Tax software has developed significantly over the years but has needed to because of the complexities of the tax system. Once the data has been entered, the tax calculation is now very easy – just click the calculate button and it is all done in seconds!
That is where the challenge starts. For those working in tax for many years, this is like the proverbial falling off a log, but what about those staff members just entering the profession or starting to make entries onto tax software for the first time?
It is always possible to make incorrect entries – transposition errors for instance – but there are also some more basic errors that can occur.
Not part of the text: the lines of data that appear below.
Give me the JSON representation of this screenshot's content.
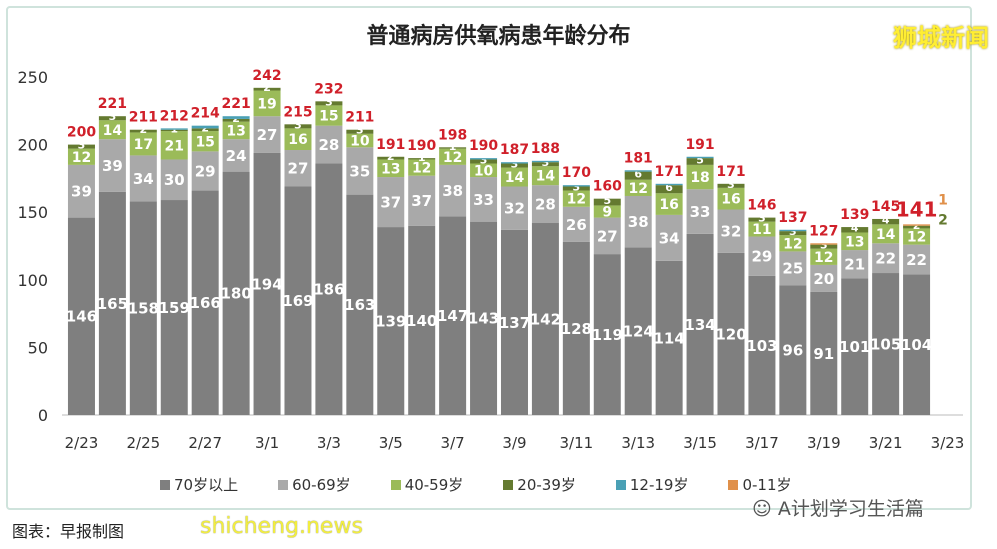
{
  "watermark": "狮城新闻",
  "footer": "图表：早报制图",
  "footer_overlay": "shicheng.news",
  "source_badge": "A计划学习生活篇",
  "chart_data": {
    "type": "bar",
    "stacked": true,
    "title": "普通病房供氧病患年龄分布",
    "ylim": [
      0,
      250
    ],
    "yticks": [
      0,
      50,
      100,
      150,
      200,
      250
    ],
    "xtick_labels": [
      "2/23",
      "2/25",
      "2/27",
      "3/1",
      "3/3",
      "3/5",
      "3/7",
      "3/9",
      "3/11",
      "3/13",
      "3/15",
      "3/17",
      "3/19",
      "3/21",
      "3/23"
    ],
    "categories": [
      "2/23",
      "2/24",
      "2/25",
      "2/26",
      "2/27",
      "2/28",
      "3/1",
      "3/2",
      "3/3",
      "3/4",
      "3/5",
      "3/6",
      "3/7",
      "3/8",
      "3/9",
      "3/10",
      "3/11",
      "3/12",
      "3/13",
      "3/14",
      "3/15",
      "3/16",
      "3/17",
      "3/18",
      "3/19",
      "3/20",
      "3/21",
      "3/22"
    ],
    "legend_position": "bottom",
    "grid": false,
    "series": [
      {
        "name": "70岁以上",
        "color": "#7f7f7f",
        "values": [
          146,
          165,
          158,
          159,
          166,
          180,
          194,
          169,
          186,
          163,
          139,
          140,
          147,
          143,
          137,
          142,
          128,
          119,
          124,
          114,
          134,
          120,
          103,
          96,
          91,
          101,
          105,
          104
        ]
      },
      {
        "name": "60-69岁",
        "color": "#a9a9a9",
        "values": [
          39,
          39,
          34,
          30,
          29,
          24,
          27,
          27,
          28,
          35,
          37,
          37,
          38,
          33,
          32,
          28,
          26,
          27,
          38,
          34,
          33,
          32,
          29,
          25,
          20,
          21,
          22,
          22
        ]
      },
      {
        "name": "40-59岁",
        "color": "#9bbb59",
        "values": [
          12,
          14,
          17,
          21,
          15,
          13,
          19,
          16,
          15,
          10,
          13,
          12,
          12,
          10,
          14,
          14,
          12,
          9,
          12,
          16,
          18,
          16,
          11,
          12,
          12,
          13,
          14,
          12
        ]
      },
      {
        "name": "20-39岁",
        "color": "#647a30",
        "values": [
          3,
          3,
          2,
          1,
          2,
          2,
          2,
          3,
          3,
          3,
          2,
          1,
          1,
          3,
          3,
          3,
          3,
          5,
          6,
          6,
          5,
          3,
          3,
          3,
          3,
          4,
          4,
          2
        ]
      },
      {
        "name": "12-19岁",
        "color": "#4aa0b5",
        "values": [
          0,
          0,
          0,
          1,
          2,
          2,
          0,
          0,
          0,
          0,
          0,
          0,
          0,
          1,
          1,
          1,
          1,
          0,
          1,
          1,
          1,
          0,
          0,
          1,
          0,
          0,
          0,
          0
        ]
      },
      {
        "name": "0-11岁",
        "color": "#e0904a",
        "values": [
          0,
          0,
          0,
          0,
          0,
          0,
          0,
          0,
          0,
          0,
          0,
          0,
          0,
          0,
          0,
          0,
          0,
          0,
          0,
          0,
          0,
          0,
          0,
          0,
          1,
          0,
          0,
          1
        ]
      }
    ],
    "totals": [
      200,
      221,
      211,
      212,
      214,
      221,
      242,
      215,
      232,
      211,
      191,
      190,
      198,
      190,
      187,
      188,
      170,
      160,
      181,
      171,
      191,
      171,
      146,
      137,
      127,
      139,
      145,
      141
    ]
  }
}
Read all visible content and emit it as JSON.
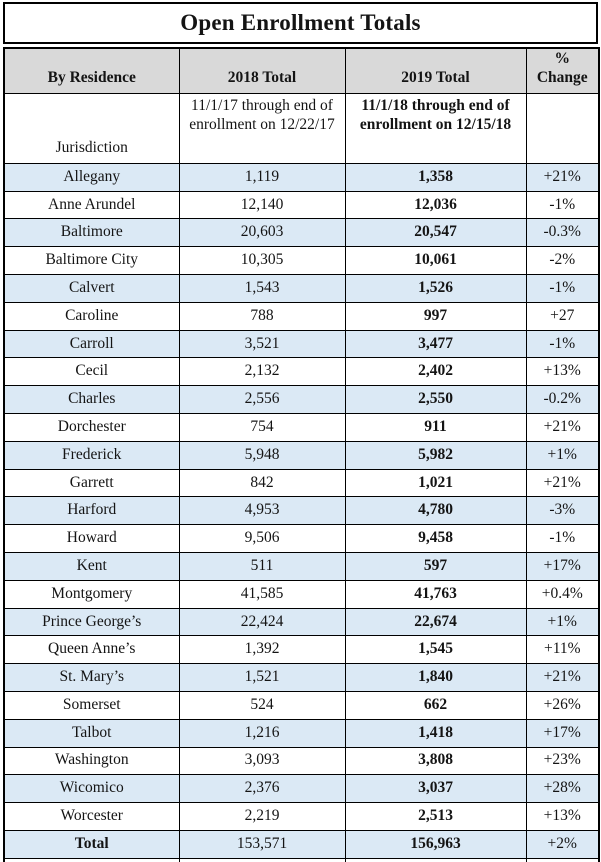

Some of this is down to training and guidance but working on “live data” is often the best way of actually learning.
As the tax system changes, the underlying software has to change too – but it might be that care is needed in choosing the correct data entry fields.
An example – in reviewing a tax return this week, someone had picked up interest received from a building society statement - £240 - and entered it on the software – as net of tax, so it was grossed up to £300 with tax paid £60. Yes, the net interest is still applicable in some circumstances e.g. tax deducted on director’s loan interest paid by the taxpayer’s company, but bank and building society interest is now paid without tax. Therefore, the software does need to allow for this entry type.
The second problem was the state pension – a mistake often replicated by clients when supplying information to the agent. They had taken the amounts banked in the tax year, but this would have included a certain number of weeks at the previous year’s rate, so it would be understated. Another common mistake is to take the figure banked in one month and multiply by 12 – as it was assumed monthly, but it is in fact paid 4-weekly.
This information is sometimes available on the HMRC website for that client – but not always, and sometimes it is included in the PAYE coding notice, so there are other places to look, but again this is a training issue.
When entering accounts information, this is often fired across by direct link to accounts software. The total capital expenditure on which capital allowances are claimed is often entered, and the tax software assumes 100% allowances. However, the tax calculation then needs running – are any of these allowances being wasted and should some be disclaimed? Has a loss been created and if so, can this be offset against other income of the year?
The latter is an example where tax knowledge is required – the others are examples of getting the figures right and in the correct places – and there is often an overlap.
Are there other areas on the tax return where you find figures incorrectly entered?
How do you train and educate entry level staff on tax software?